Despite that history, Explore Evolution claims:
Darwin was using this evidence [biogeography] to challenge a theory that was popular in his day but is almost unheard of now: the fixity of species. The fixity of species was the idea that each species is fixed in its physical form which it doesn't change (at least not enough to constitute a new species) and placed in its current habitat from which it doesn't move (at least not beyond significant geographic barriers such as mountain ranges or oceans).
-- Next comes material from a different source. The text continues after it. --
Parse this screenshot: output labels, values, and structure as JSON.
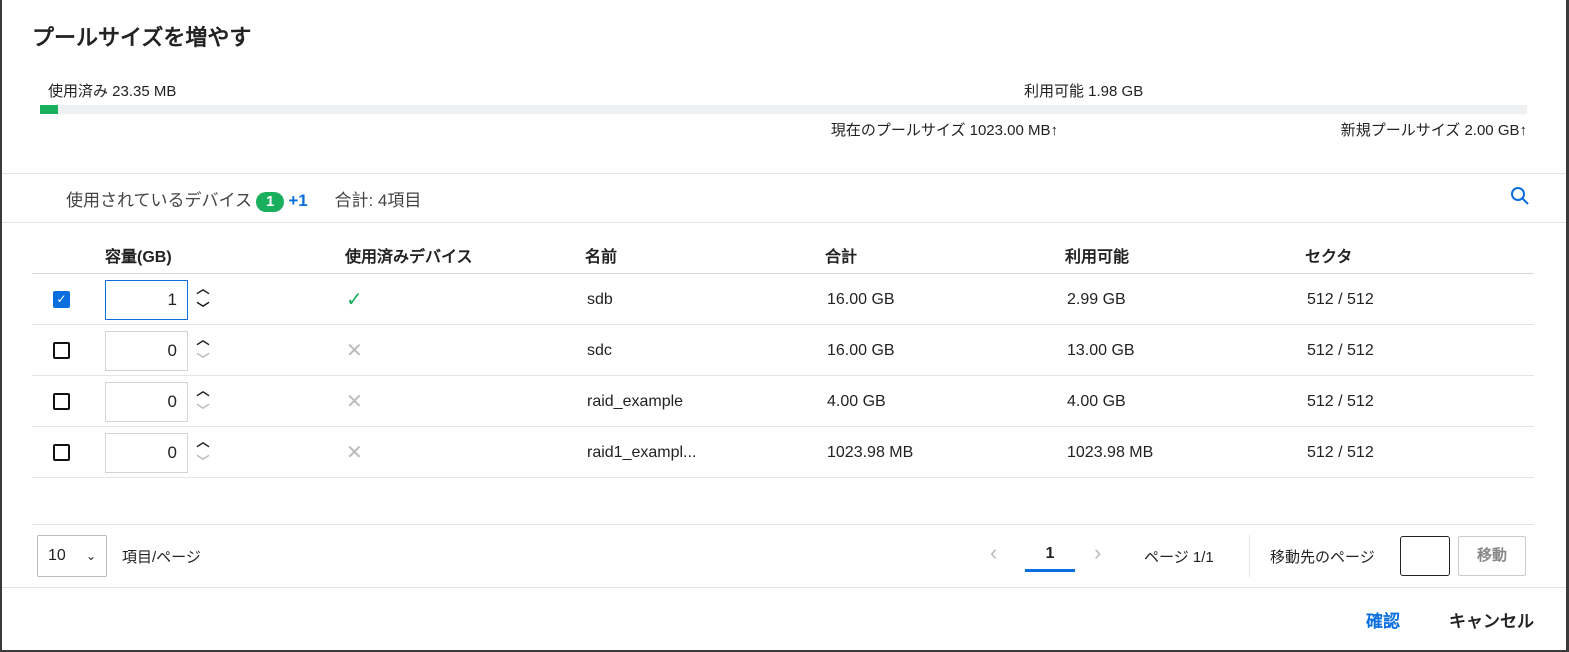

Nowadays, the idea of the fixity of species isn't even a blip on the radar.
Regardless of this rejection of fixism, Explore Evolution cites unnamed "critics" who assert that biogeography does not demonstrate "macroevolution," idiosyncratically defined as "the origin of new large-scale features such as organs or body plans." This, like the later arguments about the limits on the evolution of finches (see discussion of chapter 8), is an argument for fixity of something. They are merely following the lead of creationists like George McReady Price in the 1930s, who replaced the notion of species fixity with fixity of Biblical "kinds."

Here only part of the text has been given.